Tips for Breaking Your Gum Addiction

It’s been a little more than two and a half months since I stopped chewing gum, so I wanted to share some advice on how to do it :) 

  • Focus on the long-term gratification. Try to make it just one day without gum. At the end of the day, think about how good it feels to NOT have chewed gum. I know that after I binged on gum, I always experienced guilt/shame/sadness— compared to pride/accomplishment when I had resisted the temptation. Chewing gum feels good in the moment, but (literally) at the end of the day, staying strong feels so much better.
  • Respect your hunger.

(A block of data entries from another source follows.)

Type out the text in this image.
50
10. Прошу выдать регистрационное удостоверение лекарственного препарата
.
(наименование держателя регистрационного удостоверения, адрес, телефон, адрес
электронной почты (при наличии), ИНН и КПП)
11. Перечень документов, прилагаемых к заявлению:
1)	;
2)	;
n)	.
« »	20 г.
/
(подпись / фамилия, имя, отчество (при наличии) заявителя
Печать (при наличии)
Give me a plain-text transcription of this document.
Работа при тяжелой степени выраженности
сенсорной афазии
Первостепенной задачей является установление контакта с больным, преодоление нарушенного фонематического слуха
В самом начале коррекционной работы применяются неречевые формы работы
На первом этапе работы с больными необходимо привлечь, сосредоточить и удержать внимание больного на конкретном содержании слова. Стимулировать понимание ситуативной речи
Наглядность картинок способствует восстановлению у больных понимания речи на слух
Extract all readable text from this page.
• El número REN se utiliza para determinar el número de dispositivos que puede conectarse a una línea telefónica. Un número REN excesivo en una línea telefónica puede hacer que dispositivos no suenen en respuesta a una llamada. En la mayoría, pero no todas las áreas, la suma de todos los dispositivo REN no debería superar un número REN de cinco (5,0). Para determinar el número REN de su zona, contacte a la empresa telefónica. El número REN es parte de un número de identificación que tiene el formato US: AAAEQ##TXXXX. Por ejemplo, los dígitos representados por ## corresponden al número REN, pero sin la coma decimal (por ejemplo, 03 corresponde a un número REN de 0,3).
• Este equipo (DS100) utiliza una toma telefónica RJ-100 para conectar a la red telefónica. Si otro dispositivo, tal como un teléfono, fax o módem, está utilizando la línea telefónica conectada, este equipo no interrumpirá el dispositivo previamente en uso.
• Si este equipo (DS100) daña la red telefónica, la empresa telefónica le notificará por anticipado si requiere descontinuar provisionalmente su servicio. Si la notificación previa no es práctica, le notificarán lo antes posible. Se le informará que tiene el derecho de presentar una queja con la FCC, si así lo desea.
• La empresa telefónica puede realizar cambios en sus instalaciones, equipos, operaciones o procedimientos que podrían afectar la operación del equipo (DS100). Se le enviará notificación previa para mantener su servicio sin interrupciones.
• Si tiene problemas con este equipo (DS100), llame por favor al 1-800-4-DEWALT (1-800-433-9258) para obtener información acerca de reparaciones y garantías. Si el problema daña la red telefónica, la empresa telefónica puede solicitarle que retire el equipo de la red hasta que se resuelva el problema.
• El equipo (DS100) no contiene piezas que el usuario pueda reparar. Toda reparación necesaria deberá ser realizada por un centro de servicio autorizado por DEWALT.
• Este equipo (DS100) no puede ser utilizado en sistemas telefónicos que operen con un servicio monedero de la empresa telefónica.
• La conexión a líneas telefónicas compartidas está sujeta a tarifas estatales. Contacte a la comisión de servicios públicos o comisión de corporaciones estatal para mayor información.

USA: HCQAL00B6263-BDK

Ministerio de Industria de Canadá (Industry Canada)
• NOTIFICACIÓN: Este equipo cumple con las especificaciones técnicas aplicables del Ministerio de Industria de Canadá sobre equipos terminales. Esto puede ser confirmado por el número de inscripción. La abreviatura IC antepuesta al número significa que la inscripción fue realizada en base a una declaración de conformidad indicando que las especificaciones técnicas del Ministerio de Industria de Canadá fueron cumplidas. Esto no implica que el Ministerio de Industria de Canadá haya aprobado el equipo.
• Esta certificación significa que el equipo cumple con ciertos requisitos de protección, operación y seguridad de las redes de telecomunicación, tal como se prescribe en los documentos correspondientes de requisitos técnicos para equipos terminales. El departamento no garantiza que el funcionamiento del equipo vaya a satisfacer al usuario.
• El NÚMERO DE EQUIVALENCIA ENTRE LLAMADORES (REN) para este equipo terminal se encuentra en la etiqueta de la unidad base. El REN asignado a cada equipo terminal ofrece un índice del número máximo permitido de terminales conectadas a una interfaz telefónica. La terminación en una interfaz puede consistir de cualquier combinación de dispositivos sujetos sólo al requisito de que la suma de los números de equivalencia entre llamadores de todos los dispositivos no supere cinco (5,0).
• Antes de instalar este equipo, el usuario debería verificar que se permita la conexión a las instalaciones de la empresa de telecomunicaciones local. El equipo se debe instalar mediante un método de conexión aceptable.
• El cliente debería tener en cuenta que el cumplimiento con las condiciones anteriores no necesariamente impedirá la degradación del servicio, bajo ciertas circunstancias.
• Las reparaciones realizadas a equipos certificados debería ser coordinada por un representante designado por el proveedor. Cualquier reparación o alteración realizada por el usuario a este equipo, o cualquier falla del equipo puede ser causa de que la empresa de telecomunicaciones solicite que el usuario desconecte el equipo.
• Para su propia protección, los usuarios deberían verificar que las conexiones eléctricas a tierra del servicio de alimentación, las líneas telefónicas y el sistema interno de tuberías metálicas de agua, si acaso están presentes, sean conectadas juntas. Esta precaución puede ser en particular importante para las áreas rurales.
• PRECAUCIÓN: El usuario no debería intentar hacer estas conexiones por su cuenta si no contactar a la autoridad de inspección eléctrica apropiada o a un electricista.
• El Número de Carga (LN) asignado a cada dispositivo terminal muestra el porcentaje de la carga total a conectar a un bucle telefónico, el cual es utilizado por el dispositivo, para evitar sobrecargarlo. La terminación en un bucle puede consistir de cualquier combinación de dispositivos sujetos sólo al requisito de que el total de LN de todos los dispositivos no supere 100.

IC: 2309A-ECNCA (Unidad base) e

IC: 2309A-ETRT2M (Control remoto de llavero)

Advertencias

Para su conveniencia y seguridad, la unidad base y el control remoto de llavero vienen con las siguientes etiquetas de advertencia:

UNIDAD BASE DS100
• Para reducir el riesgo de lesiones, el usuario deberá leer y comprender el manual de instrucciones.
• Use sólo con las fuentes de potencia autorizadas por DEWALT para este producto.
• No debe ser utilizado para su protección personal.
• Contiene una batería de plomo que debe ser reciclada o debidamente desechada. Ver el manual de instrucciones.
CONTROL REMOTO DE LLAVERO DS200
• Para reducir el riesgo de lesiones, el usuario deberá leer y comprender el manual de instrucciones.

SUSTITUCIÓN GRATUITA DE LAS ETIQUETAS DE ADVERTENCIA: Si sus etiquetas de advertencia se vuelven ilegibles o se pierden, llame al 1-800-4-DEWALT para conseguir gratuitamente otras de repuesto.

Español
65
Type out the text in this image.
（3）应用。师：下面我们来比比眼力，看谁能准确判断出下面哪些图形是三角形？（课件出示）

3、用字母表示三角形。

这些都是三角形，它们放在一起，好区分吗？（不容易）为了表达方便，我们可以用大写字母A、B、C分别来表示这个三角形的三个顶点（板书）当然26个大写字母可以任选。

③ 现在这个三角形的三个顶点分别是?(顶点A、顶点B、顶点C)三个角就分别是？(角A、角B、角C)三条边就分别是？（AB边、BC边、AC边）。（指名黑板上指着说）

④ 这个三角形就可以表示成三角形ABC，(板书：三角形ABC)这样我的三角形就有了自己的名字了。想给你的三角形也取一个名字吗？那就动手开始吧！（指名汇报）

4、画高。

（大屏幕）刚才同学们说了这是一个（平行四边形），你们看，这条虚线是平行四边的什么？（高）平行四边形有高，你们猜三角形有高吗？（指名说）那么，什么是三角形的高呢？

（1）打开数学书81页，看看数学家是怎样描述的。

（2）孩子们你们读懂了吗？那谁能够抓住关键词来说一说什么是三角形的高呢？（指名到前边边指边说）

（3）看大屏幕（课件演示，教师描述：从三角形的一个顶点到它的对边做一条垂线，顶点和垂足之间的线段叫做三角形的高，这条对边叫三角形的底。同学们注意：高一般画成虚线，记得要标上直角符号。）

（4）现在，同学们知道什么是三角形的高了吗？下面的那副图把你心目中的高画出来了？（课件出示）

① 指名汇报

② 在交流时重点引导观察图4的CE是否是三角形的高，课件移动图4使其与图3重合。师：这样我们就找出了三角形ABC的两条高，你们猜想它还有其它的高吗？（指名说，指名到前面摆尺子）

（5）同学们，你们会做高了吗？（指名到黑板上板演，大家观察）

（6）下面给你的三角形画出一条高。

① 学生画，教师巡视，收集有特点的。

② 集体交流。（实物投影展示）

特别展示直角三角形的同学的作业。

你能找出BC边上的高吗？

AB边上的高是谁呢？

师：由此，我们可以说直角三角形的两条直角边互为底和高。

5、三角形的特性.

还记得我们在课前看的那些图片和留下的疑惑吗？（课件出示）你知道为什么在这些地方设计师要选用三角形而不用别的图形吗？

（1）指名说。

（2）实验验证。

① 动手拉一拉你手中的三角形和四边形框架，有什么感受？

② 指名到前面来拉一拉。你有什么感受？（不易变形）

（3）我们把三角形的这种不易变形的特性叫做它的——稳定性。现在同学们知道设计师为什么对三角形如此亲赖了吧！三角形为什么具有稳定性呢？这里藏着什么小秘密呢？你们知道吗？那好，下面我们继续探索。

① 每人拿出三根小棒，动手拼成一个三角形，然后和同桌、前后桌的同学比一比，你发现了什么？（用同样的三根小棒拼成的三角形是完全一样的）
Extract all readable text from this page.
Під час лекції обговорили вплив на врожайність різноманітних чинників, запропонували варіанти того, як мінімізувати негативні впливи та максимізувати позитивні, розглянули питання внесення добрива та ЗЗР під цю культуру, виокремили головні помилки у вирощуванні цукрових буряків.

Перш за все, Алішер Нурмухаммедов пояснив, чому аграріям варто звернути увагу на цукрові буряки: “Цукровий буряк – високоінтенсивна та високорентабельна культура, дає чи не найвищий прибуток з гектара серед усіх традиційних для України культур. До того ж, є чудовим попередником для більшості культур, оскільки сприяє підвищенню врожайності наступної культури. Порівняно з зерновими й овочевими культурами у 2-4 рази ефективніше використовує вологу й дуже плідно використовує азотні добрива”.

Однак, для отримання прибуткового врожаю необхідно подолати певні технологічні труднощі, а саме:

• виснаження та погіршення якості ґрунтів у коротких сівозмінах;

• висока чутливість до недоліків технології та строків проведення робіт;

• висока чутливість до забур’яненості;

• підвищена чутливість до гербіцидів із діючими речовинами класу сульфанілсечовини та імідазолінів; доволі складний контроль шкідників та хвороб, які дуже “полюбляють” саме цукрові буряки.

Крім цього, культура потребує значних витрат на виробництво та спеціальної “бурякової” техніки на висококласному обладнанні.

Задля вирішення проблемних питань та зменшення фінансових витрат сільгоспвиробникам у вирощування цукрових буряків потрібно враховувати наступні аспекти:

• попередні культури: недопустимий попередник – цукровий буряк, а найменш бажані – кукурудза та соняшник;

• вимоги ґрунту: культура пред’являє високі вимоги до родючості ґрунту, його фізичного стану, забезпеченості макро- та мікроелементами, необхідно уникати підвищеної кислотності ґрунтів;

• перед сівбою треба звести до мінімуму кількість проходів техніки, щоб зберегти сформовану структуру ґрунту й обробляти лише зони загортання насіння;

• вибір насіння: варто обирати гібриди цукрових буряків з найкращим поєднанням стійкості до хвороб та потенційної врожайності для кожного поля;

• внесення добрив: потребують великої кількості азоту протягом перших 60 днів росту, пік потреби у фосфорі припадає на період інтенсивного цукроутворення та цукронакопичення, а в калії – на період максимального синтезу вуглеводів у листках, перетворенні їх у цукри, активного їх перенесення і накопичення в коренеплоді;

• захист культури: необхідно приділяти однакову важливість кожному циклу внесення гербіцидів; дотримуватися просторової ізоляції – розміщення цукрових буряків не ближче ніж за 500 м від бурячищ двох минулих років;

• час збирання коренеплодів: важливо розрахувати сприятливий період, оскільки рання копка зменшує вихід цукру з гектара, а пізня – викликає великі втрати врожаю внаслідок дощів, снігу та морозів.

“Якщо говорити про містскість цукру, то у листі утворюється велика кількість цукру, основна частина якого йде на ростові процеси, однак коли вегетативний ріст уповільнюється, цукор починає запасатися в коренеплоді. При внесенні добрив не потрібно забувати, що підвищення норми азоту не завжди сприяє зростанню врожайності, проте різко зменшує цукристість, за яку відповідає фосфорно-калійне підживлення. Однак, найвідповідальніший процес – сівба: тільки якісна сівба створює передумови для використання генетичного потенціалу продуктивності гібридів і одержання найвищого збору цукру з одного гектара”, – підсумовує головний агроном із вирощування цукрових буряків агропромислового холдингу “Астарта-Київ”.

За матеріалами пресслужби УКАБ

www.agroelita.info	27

You’re thinking, “But I chew gum so I don’t HAVE to eat!” Sorry, but gum doesn’t equal nutrients. You need food in your mouth, not flavor. If you rely on gum as a way to stimulate your taste buds while restricting, there’s only one way to kick the habit, and that’s to eat when you’re hungry. Trust me, I know it’s hard. I’ve been starving an hour after a huge breakfast, and although in the past I would’ve chewed manically for two hours to put off eating until my “set time,” now I have a snack. Your body is telling you something, and it’s your responsibility to listen, not trick it.
  • Brush your teeth. If you’re craving gum not because you’re hungry, but because you’re bored, brush your teeth! It’s the same burst-y effect in your mouth, but unlike gum, it has that sense of finality, like after you brush your teeth, you’re going to move on with your life.
  • Don’t chew it at all. Ever. You’re dependent on gum, and so you can’t chew it “in moderation.” Don’t accept pieces from friends, don’t buy a pack with the plan to spread it out over a couple of days, just. don’t. chew. it. I know from prior experiences of trying to quit that “just one piece” turns into a whole pack very, very quickly.
  • Mark your progress on a calendar/reward yourself. For every day you make it, draw a little smiley-face. It’s so so so cool to see the smiley faces stack up. After I reach certain mile-stones, I like to treat myself!

I hope this advice helps anyone who is trying to stop chewing gum! It’s such a hard thing to overcome, but speaking as someone who used to walk two miles just to buy a pack, it’s definitely do-able.